Have you been a bit too festive this silly season? If so you are probably starting to think about getting healthier for 2017. When we start to think about New Years Resolutions most of us are all too familiar with the following order of events.

December: I want to lose weight and tone up, stop eating carbohydrates, get up and run before work everyday. Hell I might even climb Mount Everest. Yep – I’ll definitely do Everest.

January: I’ve joined a gym, started dieting, exercised frantically and stopped drinking alcohol, successfully gone three weeks without a slither of carbohydrate – I QUIT SUGAR!

June: So I’ve quit the gym, stopped the diet, carb loading but the running has ceased. I’ll put off the changes until the following year as it’s winter, it’s cold and I’m tired, busy, can’t be bothered and am loving the hot chocolate.

December: Repeat.

If this order of events seems even slightly familiar here are some tips to work on to help you achieve sustainable and permanent diet and lifestyle changes.

Lifestyle changes have the most effective result when they are continued over a lifetime – not just for a year. This means that your resolutions/ goals need to be:

  • Realistic: Rome wasn’t built in a day neither is 10kg of weight loss.
  • Specific: What exactly are we trying to change? Our diet? Weight? Fitness? Chronic disease risk? Energy levels? Self esteem?
  • Measureable: Everybody needs a baseline to track progress and improvements.
  • Time bound: December creeps up rather quickly! Putting a time limit on changes will make you more accountable.
  1. Be ready to change: There is no point trying to make changes if your heart and your head aren’t in it.
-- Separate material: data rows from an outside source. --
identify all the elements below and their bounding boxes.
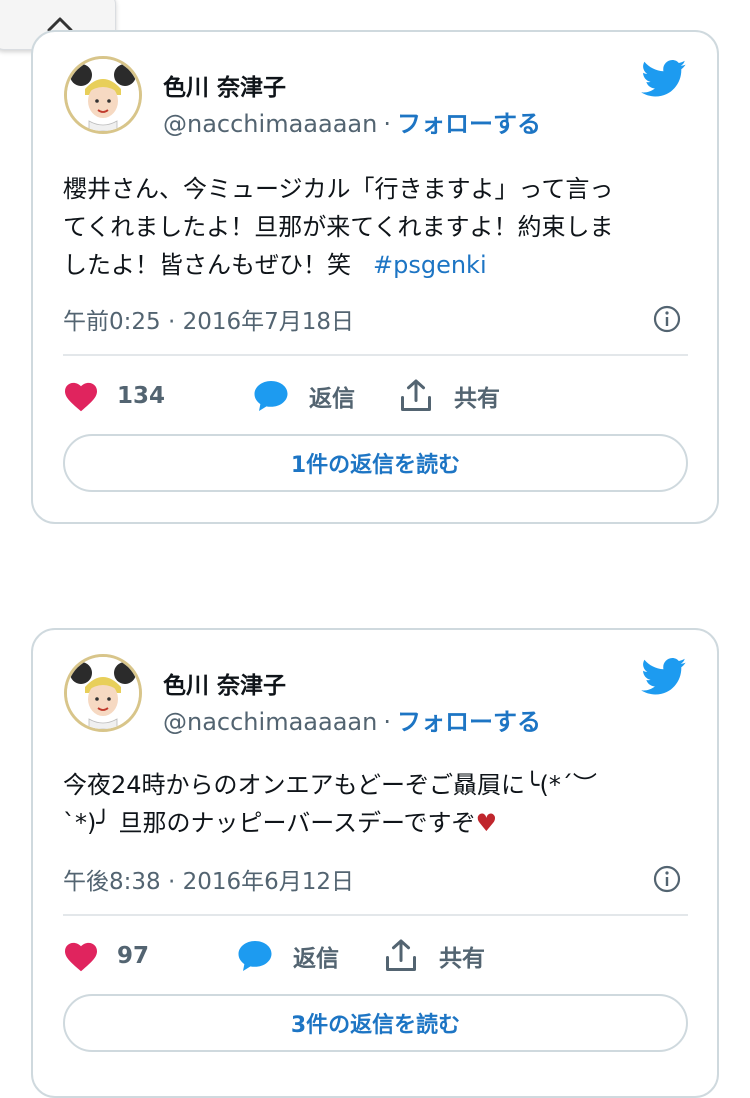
info-icon[interactable]	[652, 304, 682, 334]
tweet-text: 櫻井さん、今ミュージカル「行きますよ」って言っ てくれましたよ！旦那が来てくれま…	[63, 170, 683, 284]
like-action[interactable]: 97	[63, 936, 149, 976]
tweet-card[interactable]: 色川 奈津子 @nacchimaaaaan · フォローする 櫻井さん、今ミュージカ…	[31, 30, 719, 524]
divider	[63, 914, 688, 916]
action-bar: 134 返信 共有	[63, 376, 683, 416]
tweet-text-line: 今夜24時からのオンエアもどーぞご贔屓に╰(*´︶	[63, 771, 597, 799]
twitter-bird-icon[interactable]	[641, 60, 687, 98]
separator: ·	[383, 110, 391, 138]
avatar-illustration	[67, 657, 139, 729]
share-icon[interactable]	[383, 938, 419, 974]
share-label[interactable]: 共有	[439, 939, 485, 973]
timestamp[interactable]: 午後8:38 · 2016年6月12日	[63, 862, 354, 896]
reply-label[interactable]: 返信	[309, 379, 355, 413]
tweet-text-line: `*)╯ 旦那のナッピーバースデーですぞ♥	[63, 804, 683, 842]
read-replies-button[interactable]: 1件の返信を読む	[63, 434, 688, 492]
read-replies-button[interactable]: 3件の返信を読む	[63, 994, 688, 1052]
red-heart-emoji: ♥	[475, 809, 498, 837]
share-action[interactable]: 共有	[383, 936, 485, 976]
tweet-text-line: てくれましたよ！旦那が来てくれますよ！約束しま	[63, 213, 614, 241]
reply-action[interactable]: 返信	[253, 376, 355, 416]
tweet-text-line: 櫻井さん、今ミュージカル「行きますよ」って言っ	[63, 175, 614, 203]
reply-bubble-icon[interactable]	[253, 379, 289, 413]
heart-icon[interactable]	[63, 940, 99, 972]
author-handle[interactable]: @nacchimaaaaan	[163, 110, 377, 138]
tweet-text: 今夜24時からのオンエアもどーぞご贔屓に╰(*´︶ `*)╯ 旦那のナッピーバー…	[63, 766, 683, 842]
share-icon[interactable]	[398, 378, 434, 414]
share-action[interactable]: 共有	[398, 376, 500, 416]
author-name[interactable]: 色川 奈津子	[163, 666, 286, 700]
hashtag-link[interactable]: #psgenki	[373, 251, 487, 279]
tweet-text-line: したよ！皆さんもぜひ！笑 #psgenki	[63, 246, 683, 284]
avatar-illustration	[67, 59, 139, 131]
share-label[interactable]: 共有	[454, 379, 500, 413]
avatar[interactable]	[64, 56, 142, 134]
like-count: 134	[117, 383, 166, 409]
timestamp[interactable]: 午前0:25 · 2016年7月18日	[63, 302, 354, 336]
author-handle[interactable]: @nacchimaaaaan	[163, 708, 377, 736]
follow-button[interactable]: フォローする	[397, 708, 541, 736]
twitter-bird-icon[interactable]	[641, 658, 687, 696]
handle-row: @nacchimaaaaan · フォローする	[163, 702, 541, 737]
separator: ·	[383, 708, 391, 736]
info-icon[interactable]	[652, 864, 682, 894]
action-bar: 97 返信 共有	[63, 936, 683, 976]
tweet-card[interactable]: 色川 奈津子 @nacchimaaaaan · フォローする 今夜24時からのオンエ…	[31, 628, 719, 1098]
tweet-text-segment: `*)╯ 旦那のナッピーバースデーですぞ	[63, 809, 476, 837]
divider	[63, 354, 688, 356]
reply-bubble-icon[interactable]	[237, 939, 273, 973]
reply-action[interactable]: 返信	[237, 936, 339, 976]
tweet-text-segment: したよ！皆さんもぜひ！笑	[63, 251, 351, 279]
like-action[interactable]: 134	[63, 376, 165, 416]
avatar[interactable]	[64, 654, 142, 732]
handle-row: @nacchimaaaaan · フォローする	[163, 104, 541, 139]
reply-label[interactable]: 返信	[293, 939, 339, 973]
heart-icon[interactable]	[63, 380, 99, 412]
follow-button[interactable]: フォローする	[397, 110, 541, 138]
like-count: 97	[117, 943, 150, 969]
author-name[interactable]: 色川 奈津子	[163, 68, 286, 102]
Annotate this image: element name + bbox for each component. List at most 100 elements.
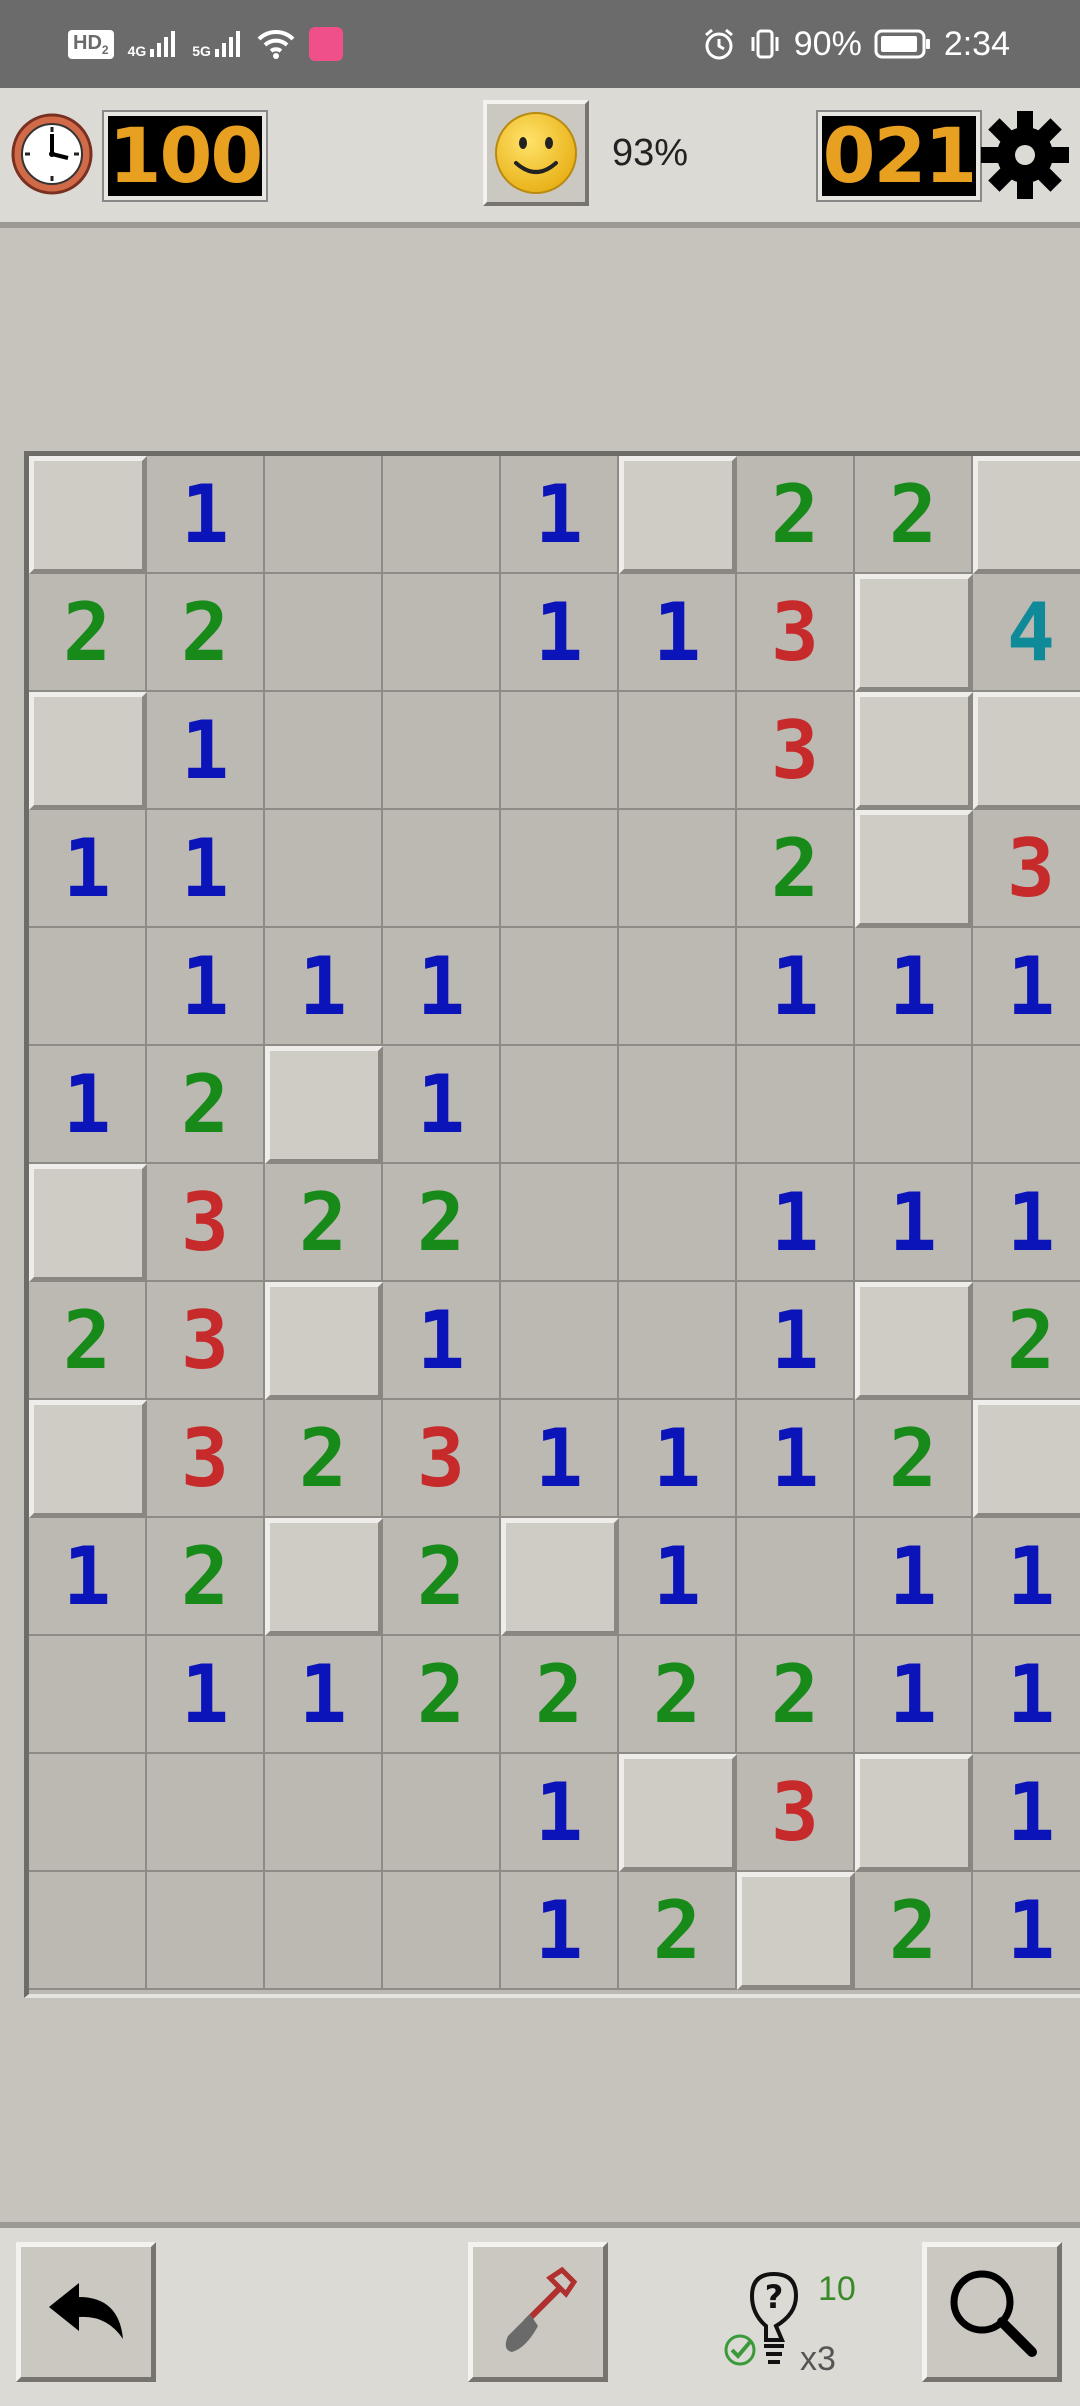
covered-cell[interactable]: [973, 692, 1080, 810]
covered-cell[interactable]: [265, 1518, 383, 1636]
empty-cell[interactable]: [501, 1282, 619, 1400]
number-cell[interactable]: 1: [737, 1282, 855, 1400]
empty-cell[interactable]: [383, 574, 501, 692]
empty-cell[interactable]: [973, 1046, 1080, 1164]
number-cell[interactable]: 1: [383, 928, 501, 1046]
number-cell[interactable]: 1: [29, 1518, 147, 1636]
covered-cell[interactable]: [501, 1518, 619, 1636]
empty-cell[interactable]: [383, 810, 501, 928]
number-cell[interactable]: 1: [973, 1518, 1080, 1636]
number-cell[interactable]: 3: [737, 1754, 855, 1872]
covered-cell[interactable]: [855, 1754, 973, 1872]
number-cell[interactable]: 2: [619, 1872, 737, 1990]
empty-cell[interactable]: [147, 1872, 265, 1990]
empty-cell[interactable]: [619, 928, 737, 1046]
empty-cell[interactable]: [29, 928, 147, 1046]
covered-cell[interactable]: [973, 1400, 1080, 1518]
number-cell[interactable]: 2: [147, 1046, 265, 1164]
number-cell[interactable]: 1: [147, 810, 265, 928]
number-cell[interactable]: 2: [265, 1400, 383, 1518]
covered-cell[interactable]: [29, 692, 147, 810]
empty-cell[interactable]: [383, 1754, 501, 1872]
empty-cell[interactable]: [383, 1872, 501, 1990]
number-cell[interactable]: 1: [973, 928, 1080, 1046]
number-cell[interactable]: 1: [501, 1754, 619, 1872]
covered-cell[interactable]: [855, 574, 973, 692]
empty-cell[interactable]: [383, 456, 501, 574]
number-cell[interactable]: 1: [29, 1046, 147, 1164]
number-cell[interactable]: 1: [383, 1046, 501, 1164]
empty-cell[interactable]: [619, 1164, 737, 1282]
number-cell[interactable]: 2: [29, 574, 147, 692]
number-cell[interactable]: 2: [737, 810, 855, 928]
number-cell[interactable]: 1: [265, 928, 383, 1046]
empty-cell[interactable]: [265, 692, 383, 810]
covered-cell[interactable]: [855, 692, 973, 810]
number-cell[interactable]: 3: [973, 810, 1080, 928]
number-cell[interactable]: 2: [147, 1518, 265, 1636]
hint-button[interactable]: ? 10 x3: [720, 2268, 880, 2388]
number-cell[interactable]: 1: [265, 1636, 383, 1754]
empty-cell[interactable]: [29, 1754, 147, 1872]
number-cell[interactable]: 1: [973, 1754, 1080, 1872]
empty-cell[interactable]: [265, 810, 383, 928]
number-cell[interactable]: 1: [147, 692, 265, 810]
number-cell[interactable]: 2: [855, 1400, 973, 1518]
covered-cell[interactable]: [737, 1872, 855, 1990]
empty-cell[interactable]: [619, 1282, 737, 1400]
empty-cell[interactable]: [265, 456, 383, 574]
number-cell[interactable]: 2: [383, 1164, 501, 1282]
number-cell[interactable]: 1: [855, 1164, 973, 1282]
number-cell[interactable]: 1: [501, 574, 619, 692]
number-cell[interactable]: 3: [737, 692, 855, 810]
number-cell[interactable]: 3: [147, 1400, 265, 1518]
empty-cell[interactable]: [501, 692, 619, 810]
empty-cell[interactable]: [619, 810, 737, 928]
number-cell[interactable]: 2: [737, 456, 855, 574]
empty-cell[interactable]: [29, 1636, 147, 1754]
empty-cell[interactable]: [501, 810, 619, 928]
number-cell[interactable]: 2: [973, 1282, 1080, 1400]
number-cell[interactable]: 2: [29, 1282, 147, 1400]
covered-cell[interactable]: [855, 810, 973, 928]
empty-cell[interactable]: [619, 692, 737, 810]
number-cell[interactable]: 1: [501, 1872, 619, 1990]
number-cell[interactable]: 1: [501, 1400, 619, 1518]
number-cell[interactable]: 1: [619, 1400, 737, 1518]
empty-cell[interactable]: [265, 1872, 383, 1990]
empty-cell[interactable]: [265, 574, 383, 692]
covered-cell[interactable]: [29, 1400, 147, 1518]
number-cell[interactable]: 1: [147, 928, 265, 1046]
gear-icon[interactable]: [980, 110, 1070, 200]
covered-cell[interactable]: [29, 1164, 147, 1282]
empty-cell[interactable]: [619, 1046, 737, 1164]
number-cell[interactable]: 1: [973, 1636, 1080, 1754]
empty-cell[interactable]: [147, 1754, 265, 1872]
number-cell[interactable]: 1: [619, 1518, 737, 1636]
zoom-button[interactable]: [922, 2242, 1062, 2382]
covered-cell[interactable]: [29, 456, 147, 574]
empty-cell[interactable]: [501, 1164, 619, 1282]
number-cell[interactable]: 1: [29, 810, 147, 928]
dig-mode-button[interactable]: [468, 2242, 608, 2382]
number-cell[interactable]: 2: [383, 1636, 501, 1754]
number-cell[interactable]: 3: [383, 1400, 501, 1518]
empty-cell[interactable]: [501, 928, 619, 1046]
number-cell[interactable]: 2: [265, 1164, 383, 1282]
number-cell[interactable]: 3: [147, 1164, 265, 1282]
number-cell[interactable]: 1: [855, 1518, 973, 1636]
number-cell[interactable]: 3: [147, 1282, 265, 1400]
covered-cell[interactable]: [619, 456, 737, 574]
empty-cell[interactable]: [737, 1518, 855, 1636]
number-cell[interactable]: 1: [973, 1872, 1080, 1990]
undo-button[interactable]: [16, 2242, 156, 2382]
number-cell[interactable]: 1: [855, 1636, 973, 1754]
new-game-button[interactable]: [483, 100, 589, 206]
covered-cell[interactable]: [265, 1282, 383, 1400]
empty-cell[interactable]: [29, 1872, 147, 1990]
number-cell[interactable]: 1: [383, 1282, 501, 1400]
number-cell[interactable]: 2: [855, 456, 973, 574]
number-cell[interactable]: 1: [737, 1164, 855, 1282]
empty-cell[interactable]: [855, 1046, 973, 1164]
empty-cell[interactable]: [737, 1046, 855, 1164]
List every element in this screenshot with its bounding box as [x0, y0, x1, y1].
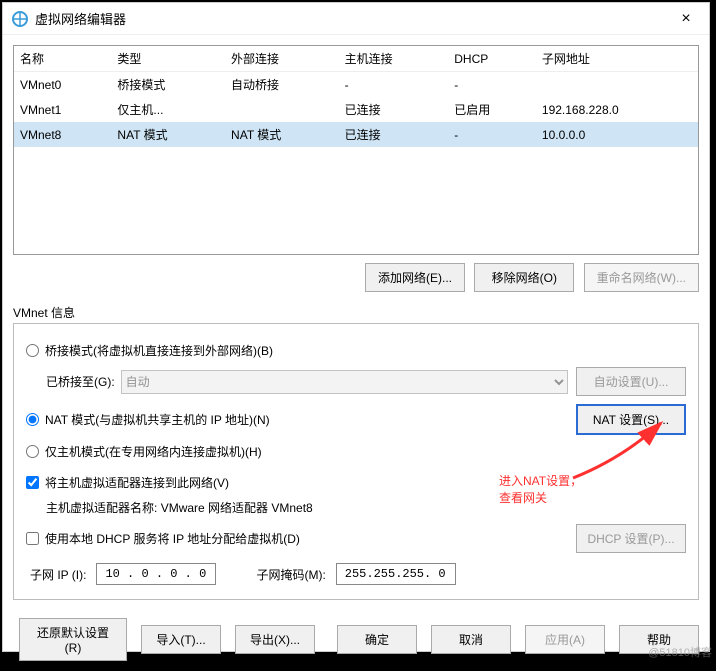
bridged-to-label: 已桥接至(G): — [46, 373, 115, 390]
bridge-radio[interactable] — [26, 344, 39, 357]
subnet-ip-input[interactable]: 10 . 0 . 0 . 0 — [96, 563, 216, 585]
adapter-name-value: VMware 网络适配器 VMnet8 — [161, 499, 313, 516]
nat-label: NAT 模式(与虚拟机共享主机的 IP 地址)(N) — [45, 411, 270, 428]
bridged-to-select: 自动 — [121, 370, 568, 394]
hostonly-label: 仅主机模式(在专用网络内连接虚拟机)(H) — [45, 443, 262, 460]
vmnet-info-label: VMnet 信息 — [13, 304, 699, 321]
table-row[interactable]: VMnet1 仅主机... 已连接 已启用 192.168.228.0 — [14, 97, 698, 122]
dhcp-settings-button: DHCP 设置(P)... — [576, 524, 686, 553]
hostonly-radio[interactable] — [26, 445, 39, 458]
connect-adapter-label: 将主机虚拟适配器连接到此网络(V) — [45, 474, 229, 491]
restore-defaults-button[interactable]: 还原默认设置(R) — [19, 618, 127, 661]
export-button[interactable]: 导出(X)... — [235, 625, 315, 654]
use-dhcp-label: 使用本地 DHCP 服务将 IP 地址分配给虚拟机(D) — [45, 530, 300, 547]
col-name[interactable]: 名称 — [14, 46, 111, 72]
bridge-label: 桥接模式(将虚拟机直接连接到外部网络)(B) — [45, 342, 273, 359]
col-type[interactable]: 类型 — [111, 46, 225, 72]
import-button[interactable]: 导入(T)... — [141, 625, 221, 654]
watermark: @51810博客 — [648, 644, 712, 660]
table-row-selected[interactable]: VMnet8 NAT 模式 NAT 模式 已连接 - 10.0.0.0 — [14, 122, 698, 147]
col-host[interactable]: 主机连接 — [339, 46, 449, 72]
col-dhcp[interactable]: DHCP — [448, 46, 536, 72]
subnet-mask-label: 子网掩码(M): — [256, 566, 325, 583]
nat-radio[interactable] — [26, 413, 39, 426]
network-table[interactable]: 名称 类型 外部连接 主机连接 DHCP 子网地址 VMnet0 桥接模式 自动… — [13, 45, 699, 255]
window-title: 虚拟网络编辑器 — [35, 9, 671, 28]
ok-button[interactable]: 确定 — [337, 625, 417, 654]
nat-settings-button[interactable]: NAT 设置(S)... — [576, 404, 686, 435]
rename-network-button: 重命名网络(W)... — [584, 263, 699, 292]
cancel-button[interactable]: 取消 — [431, 625, 511, 654]
col-subnet[interactable]: 子网地址 — [536, 46, 698, 72]
close-button[interactable]: × — [671, 10, 701, 28]
table-row[interactable]: VMnet0 桥接模式 自动桥接 - - — [14, 72, 698, 98]
auto-settings-button: 自动设置(U)... — [576, 367, 686, 396]
add-network-button[interactable]: 添加网络(E)... — [365, 263, 465, 292]
app-icon — [11, 10, 29, 28]
col-ext[interactable]: 外部连接 — [225, 46, 339, 72]
apply-button: 应用(A) — [525, 625, 605, 654]
subnet-ip-label: 子网 IP (I): — [30, 566, 86, 583]
subnet-mask-input[interactable]: 255.255.255. 0 — [336, 563, 456, 585]
remove-network-button[interactable]: 移除网络(O) — [474, 263, 574, 292]
vmnet-info-panel: 桥接模式(将虚拟机直接连接到外部网络)(B) 已桥接至(G): 自动 自动设置(… — [13, 323, 699, 600]
use-dhcp-checkbox[interactable] — [26, 532, 39, 545]
connect-adapter-checkbox[interactable] — [26, 476, 39, 489]
adapter-name-label: 主机虚拟适配器名称: — [46, 499, 157, 516]
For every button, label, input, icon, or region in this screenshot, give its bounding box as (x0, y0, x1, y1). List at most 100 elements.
Start to think about why you want to change and the benefits associated with this. When you are ready, make some changes.
  2. Start slow and build from there: Don’t burn out either with extreme dieting or strict exercise regimes. It’s better to start slow and permanently change your habits then to crash and burn into a cycle of yo-yo dieting or an overuse injury.
  3. Don’t feel guilty! Throw out the “all or nothing thinking” and concentrate on the bigger picture. Lifestyle change is all about doing the right things (eating right and moving more) for 90% of the time. If you miss a day or two of exercise or eat a little more than you should some days don’t stress! But don’t let it become regular habit.
  4. Get help from an expert! If you are serious about making some changes then see someone who knows what they are doing! Remember making some small but effective lifestyle changes now can add years to your life, save you loads of money later and prevent the onset of many diseases and illness. In the bigger picture it really is a small price to pay.